To the contrary, cable subscribers would be confused if channel lineups changed because the FCC revised its rules as sought by MSTV and NAB, Comcast said. “There is no reason for the Commission to disrupt these arrangements with which consumers are already familiar,” the company said. The digital shift could be hurt by such “unnecessary confusion,” it said. With the analog cutoff 11 months away, “there is no room for further dithering on the things that can be done, and no time for additional detours or missteps,” Comcast said. “At this juncture, imposing any additional burdens on cable operators is entirely unwarranted, and to do so would materially increase the likelihood that significant elements of the Commission’s regime will be undone on judicial review.”

MSTV and NAB erred in earlier comments on the FCC notice when they claimed that cable set-top boxes can put standard definition and high definition signals on the same channel by using a two-part numbering scheme, such as 4-1 and 4-2 for signals of broadcast channel 4, said NCTA. The boxes only display one-part channel numbers, such as 401 and 402 for multicasts, it said. Far from the “overnight software download” that MSTV and NAB said will allow two-part numbering, NCTA said, cable operators would need to spend millions of dollars swapping out set-tops and changing program-guide data. Broadcasters’ “grasp of cable technology on this score is similarly mistaken,” NCTA said. “Set-top boxes already in the field typically do not operate this way.”

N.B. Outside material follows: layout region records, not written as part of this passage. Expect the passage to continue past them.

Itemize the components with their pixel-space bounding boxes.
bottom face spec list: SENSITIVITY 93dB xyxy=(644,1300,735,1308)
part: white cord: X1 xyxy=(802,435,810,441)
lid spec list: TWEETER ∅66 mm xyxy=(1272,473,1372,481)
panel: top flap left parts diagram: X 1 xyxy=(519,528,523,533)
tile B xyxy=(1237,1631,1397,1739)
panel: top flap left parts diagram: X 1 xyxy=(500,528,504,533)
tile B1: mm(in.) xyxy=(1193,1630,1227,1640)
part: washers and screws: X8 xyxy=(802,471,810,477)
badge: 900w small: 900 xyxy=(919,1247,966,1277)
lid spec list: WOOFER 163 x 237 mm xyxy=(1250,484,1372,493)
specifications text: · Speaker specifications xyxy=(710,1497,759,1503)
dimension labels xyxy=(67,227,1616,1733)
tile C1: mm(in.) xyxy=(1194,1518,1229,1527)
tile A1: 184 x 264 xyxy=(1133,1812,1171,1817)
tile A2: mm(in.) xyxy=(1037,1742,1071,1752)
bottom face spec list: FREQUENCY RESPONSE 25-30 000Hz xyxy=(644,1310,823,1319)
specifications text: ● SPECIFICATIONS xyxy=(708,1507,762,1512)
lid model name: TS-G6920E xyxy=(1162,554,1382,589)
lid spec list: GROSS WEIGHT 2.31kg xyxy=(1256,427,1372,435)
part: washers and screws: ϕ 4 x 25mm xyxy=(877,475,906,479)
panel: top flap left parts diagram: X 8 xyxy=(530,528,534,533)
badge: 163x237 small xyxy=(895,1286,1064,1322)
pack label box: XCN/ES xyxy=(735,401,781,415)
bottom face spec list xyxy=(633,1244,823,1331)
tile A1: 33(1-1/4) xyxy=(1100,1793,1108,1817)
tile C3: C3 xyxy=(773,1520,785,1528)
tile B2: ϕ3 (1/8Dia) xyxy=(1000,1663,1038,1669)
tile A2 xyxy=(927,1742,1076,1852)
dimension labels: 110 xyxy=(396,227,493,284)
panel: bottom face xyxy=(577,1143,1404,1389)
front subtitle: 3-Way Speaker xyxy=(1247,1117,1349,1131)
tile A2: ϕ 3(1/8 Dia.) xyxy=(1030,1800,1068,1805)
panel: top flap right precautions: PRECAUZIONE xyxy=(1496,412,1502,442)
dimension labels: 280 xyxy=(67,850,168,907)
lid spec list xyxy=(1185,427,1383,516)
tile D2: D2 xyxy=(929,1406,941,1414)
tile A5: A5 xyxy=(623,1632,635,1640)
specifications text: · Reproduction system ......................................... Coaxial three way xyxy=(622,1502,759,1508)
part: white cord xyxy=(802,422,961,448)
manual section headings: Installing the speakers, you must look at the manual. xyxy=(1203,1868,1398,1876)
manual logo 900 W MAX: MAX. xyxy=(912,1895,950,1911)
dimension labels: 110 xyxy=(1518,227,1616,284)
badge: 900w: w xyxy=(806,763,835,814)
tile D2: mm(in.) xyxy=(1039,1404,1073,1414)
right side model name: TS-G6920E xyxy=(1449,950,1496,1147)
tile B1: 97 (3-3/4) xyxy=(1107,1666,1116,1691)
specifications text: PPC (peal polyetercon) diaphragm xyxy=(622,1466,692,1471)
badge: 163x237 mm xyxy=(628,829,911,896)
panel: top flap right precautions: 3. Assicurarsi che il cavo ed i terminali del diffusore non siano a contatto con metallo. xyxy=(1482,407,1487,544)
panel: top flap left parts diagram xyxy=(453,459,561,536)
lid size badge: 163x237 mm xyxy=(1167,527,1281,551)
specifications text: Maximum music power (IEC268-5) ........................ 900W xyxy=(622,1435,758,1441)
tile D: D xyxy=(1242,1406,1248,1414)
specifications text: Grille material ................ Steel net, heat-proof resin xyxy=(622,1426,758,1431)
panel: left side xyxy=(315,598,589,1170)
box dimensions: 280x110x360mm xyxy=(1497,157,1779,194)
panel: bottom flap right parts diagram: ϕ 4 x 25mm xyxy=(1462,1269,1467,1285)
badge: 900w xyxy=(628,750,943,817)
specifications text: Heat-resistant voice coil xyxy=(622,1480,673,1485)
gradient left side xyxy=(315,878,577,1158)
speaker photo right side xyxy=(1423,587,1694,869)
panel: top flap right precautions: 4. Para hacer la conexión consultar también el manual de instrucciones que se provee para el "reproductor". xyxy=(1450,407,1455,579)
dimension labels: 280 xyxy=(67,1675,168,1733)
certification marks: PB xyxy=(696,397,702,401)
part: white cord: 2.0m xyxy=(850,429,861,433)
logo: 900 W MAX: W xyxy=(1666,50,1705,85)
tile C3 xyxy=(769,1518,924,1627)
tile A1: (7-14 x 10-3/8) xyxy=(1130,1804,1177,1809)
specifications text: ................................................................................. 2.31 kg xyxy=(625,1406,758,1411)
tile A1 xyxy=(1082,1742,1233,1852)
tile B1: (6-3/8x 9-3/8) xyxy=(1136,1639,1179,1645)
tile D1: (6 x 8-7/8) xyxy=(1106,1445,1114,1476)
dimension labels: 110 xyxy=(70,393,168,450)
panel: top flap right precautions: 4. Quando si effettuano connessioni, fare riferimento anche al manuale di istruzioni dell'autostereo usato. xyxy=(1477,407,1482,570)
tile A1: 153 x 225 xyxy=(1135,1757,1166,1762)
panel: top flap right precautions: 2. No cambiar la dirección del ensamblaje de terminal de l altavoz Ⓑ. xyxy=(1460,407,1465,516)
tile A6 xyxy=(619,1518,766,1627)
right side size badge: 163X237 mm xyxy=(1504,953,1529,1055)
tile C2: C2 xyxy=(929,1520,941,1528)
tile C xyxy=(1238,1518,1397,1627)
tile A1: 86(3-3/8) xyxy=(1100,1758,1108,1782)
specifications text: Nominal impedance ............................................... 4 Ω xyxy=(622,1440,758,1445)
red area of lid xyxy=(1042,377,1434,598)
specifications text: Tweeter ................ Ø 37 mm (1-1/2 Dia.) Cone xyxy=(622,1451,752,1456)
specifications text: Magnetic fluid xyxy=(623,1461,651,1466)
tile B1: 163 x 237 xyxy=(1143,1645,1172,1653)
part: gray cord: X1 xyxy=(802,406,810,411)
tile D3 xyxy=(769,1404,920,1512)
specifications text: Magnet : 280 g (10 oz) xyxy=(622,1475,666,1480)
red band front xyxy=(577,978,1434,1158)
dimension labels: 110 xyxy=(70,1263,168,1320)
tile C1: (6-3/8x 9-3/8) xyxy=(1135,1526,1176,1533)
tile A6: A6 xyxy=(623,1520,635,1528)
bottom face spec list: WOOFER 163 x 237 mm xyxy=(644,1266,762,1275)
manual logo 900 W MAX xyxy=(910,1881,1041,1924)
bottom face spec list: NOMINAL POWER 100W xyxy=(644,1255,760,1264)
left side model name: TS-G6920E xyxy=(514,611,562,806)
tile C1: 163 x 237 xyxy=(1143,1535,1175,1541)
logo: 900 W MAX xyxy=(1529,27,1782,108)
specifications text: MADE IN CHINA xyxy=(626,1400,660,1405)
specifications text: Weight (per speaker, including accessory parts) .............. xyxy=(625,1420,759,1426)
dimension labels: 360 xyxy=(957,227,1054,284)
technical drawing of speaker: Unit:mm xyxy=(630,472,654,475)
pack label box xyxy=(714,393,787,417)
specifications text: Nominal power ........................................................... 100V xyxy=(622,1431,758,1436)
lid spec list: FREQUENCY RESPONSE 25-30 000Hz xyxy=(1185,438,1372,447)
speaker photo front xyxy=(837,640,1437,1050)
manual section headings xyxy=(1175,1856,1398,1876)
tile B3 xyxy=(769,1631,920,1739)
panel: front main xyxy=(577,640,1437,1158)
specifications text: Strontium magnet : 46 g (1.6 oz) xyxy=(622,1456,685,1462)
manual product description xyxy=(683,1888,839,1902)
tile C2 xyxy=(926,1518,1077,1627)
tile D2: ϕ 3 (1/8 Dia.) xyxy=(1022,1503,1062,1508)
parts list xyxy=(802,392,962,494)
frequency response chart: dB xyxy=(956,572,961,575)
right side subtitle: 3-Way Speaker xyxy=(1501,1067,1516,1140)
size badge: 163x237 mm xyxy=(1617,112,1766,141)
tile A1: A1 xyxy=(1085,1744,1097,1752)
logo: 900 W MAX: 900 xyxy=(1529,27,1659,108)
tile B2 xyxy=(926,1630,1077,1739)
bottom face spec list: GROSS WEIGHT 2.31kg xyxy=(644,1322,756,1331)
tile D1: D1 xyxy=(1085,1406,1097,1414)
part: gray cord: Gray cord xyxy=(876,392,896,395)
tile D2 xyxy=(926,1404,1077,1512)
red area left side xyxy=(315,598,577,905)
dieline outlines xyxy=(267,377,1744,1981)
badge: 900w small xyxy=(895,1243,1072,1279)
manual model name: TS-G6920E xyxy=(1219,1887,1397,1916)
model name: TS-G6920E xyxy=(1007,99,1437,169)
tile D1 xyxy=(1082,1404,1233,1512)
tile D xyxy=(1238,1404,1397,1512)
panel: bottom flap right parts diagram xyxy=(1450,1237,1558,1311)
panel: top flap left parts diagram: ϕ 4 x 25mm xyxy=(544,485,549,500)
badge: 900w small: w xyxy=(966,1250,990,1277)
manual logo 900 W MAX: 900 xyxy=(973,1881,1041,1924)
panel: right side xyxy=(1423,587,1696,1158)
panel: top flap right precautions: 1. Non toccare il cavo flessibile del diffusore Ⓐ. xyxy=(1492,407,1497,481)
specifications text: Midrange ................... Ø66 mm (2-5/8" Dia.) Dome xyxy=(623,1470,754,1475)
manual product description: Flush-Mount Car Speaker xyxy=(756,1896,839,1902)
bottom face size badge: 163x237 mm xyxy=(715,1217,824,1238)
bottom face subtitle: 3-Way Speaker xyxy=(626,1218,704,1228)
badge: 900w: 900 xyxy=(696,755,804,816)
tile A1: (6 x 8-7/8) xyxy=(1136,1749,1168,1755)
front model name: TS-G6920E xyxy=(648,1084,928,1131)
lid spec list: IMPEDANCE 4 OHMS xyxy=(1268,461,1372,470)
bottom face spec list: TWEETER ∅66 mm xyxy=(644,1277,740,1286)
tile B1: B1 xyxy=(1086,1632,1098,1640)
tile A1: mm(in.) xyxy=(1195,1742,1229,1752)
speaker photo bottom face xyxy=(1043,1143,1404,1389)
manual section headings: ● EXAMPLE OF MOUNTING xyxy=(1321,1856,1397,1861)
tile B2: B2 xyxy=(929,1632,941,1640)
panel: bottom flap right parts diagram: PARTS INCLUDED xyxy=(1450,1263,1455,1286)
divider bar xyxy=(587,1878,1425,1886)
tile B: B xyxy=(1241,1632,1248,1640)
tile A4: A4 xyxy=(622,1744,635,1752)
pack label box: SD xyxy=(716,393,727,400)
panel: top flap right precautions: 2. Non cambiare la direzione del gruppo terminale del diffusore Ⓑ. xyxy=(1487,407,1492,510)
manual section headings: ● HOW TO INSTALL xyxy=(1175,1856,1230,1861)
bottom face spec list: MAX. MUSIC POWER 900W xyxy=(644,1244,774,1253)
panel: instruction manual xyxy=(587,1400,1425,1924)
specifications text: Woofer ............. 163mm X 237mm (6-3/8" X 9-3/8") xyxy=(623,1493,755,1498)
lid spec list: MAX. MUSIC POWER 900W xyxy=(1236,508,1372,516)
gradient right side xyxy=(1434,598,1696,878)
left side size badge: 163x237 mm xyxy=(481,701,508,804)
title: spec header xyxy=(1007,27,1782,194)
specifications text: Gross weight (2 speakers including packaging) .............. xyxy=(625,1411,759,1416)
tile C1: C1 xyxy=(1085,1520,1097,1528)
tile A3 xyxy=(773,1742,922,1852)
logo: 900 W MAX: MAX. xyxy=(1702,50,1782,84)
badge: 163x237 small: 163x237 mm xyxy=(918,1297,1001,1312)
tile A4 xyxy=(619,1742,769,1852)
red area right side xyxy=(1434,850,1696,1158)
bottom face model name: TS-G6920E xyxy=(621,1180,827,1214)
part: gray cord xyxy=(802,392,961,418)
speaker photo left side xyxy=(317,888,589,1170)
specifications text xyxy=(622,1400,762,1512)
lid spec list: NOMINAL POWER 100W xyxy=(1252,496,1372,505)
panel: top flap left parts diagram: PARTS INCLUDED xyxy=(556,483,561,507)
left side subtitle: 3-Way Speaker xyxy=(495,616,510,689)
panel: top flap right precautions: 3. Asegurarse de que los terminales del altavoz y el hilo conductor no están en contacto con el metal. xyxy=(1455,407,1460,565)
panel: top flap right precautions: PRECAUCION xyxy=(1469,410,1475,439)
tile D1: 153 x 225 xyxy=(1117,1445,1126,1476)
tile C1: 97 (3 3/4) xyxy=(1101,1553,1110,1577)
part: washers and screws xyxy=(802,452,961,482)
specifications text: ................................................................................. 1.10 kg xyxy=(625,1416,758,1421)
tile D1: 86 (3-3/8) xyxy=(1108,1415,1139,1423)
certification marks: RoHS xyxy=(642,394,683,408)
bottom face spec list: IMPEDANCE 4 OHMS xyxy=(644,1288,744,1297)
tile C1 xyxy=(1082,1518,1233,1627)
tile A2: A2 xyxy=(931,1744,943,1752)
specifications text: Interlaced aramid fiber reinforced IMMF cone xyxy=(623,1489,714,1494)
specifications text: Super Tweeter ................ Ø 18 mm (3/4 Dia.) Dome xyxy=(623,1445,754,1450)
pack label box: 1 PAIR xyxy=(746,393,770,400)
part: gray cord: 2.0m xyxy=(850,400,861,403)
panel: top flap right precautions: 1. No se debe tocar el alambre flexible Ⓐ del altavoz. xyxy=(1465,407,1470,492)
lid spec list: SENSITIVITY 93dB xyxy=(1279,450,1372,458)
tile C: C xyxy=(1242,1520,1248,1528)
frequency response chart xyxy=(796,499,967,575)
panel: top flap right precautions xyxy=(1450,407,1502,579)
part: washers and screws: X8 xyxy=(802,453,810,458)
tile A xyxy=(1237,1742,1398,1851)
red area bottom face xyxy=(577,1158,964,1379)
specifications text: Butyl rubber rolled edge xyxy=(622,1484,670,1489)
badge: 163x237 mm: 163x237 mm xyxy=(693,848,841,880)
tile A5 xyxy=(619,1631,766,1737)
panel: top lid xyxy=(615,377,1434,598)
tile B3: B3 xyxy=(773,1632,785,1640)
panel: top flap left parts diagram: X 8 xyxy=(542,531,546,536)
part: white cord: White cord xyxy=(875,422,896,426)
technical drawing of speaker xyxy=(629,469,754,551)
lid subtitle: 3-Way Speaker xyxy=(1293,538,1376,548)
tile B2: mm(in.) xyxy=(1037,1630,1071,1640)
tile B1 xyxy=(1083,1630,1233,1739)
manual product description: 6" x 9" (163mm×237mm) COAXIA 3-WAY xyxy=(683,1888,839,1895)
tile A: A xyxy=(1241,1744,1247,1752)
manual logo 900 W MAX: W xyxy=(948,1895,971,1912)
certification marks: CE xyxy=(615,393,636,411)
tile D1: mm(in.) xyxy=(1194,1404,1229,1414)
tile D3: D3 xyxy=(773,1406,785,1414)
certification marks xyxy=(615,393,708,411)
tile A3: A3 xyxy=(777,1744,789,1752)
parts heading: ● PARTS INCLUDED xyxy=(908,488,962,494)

Dish Network agrees with NCTA that the FCC shouldn’t tell pay-TV providers where to place channels, it said. “Each provider has its own unique programing guide, channel placement and channel organizational structure,” said the satellite-TV company. Pay TV providers, especially all- digital outfits, “should have the flexibility to deliver digital broadcast signals in a manner that minimizes subscriber confusion or disruption on their system,” Dish said. DirecTV didn’t weigh in on that point. NAB and MSTV said DirecTV uses two-part numbering. The groups said DirecTV labels WNBC New York Channel 4 as channel 4.1 and WNBC-DT2 as 4.2. “DirecTV does exactly what NCTA says cannot be done,” they said. “In the digital world, the assignment of virtual channels will resolve most issues.”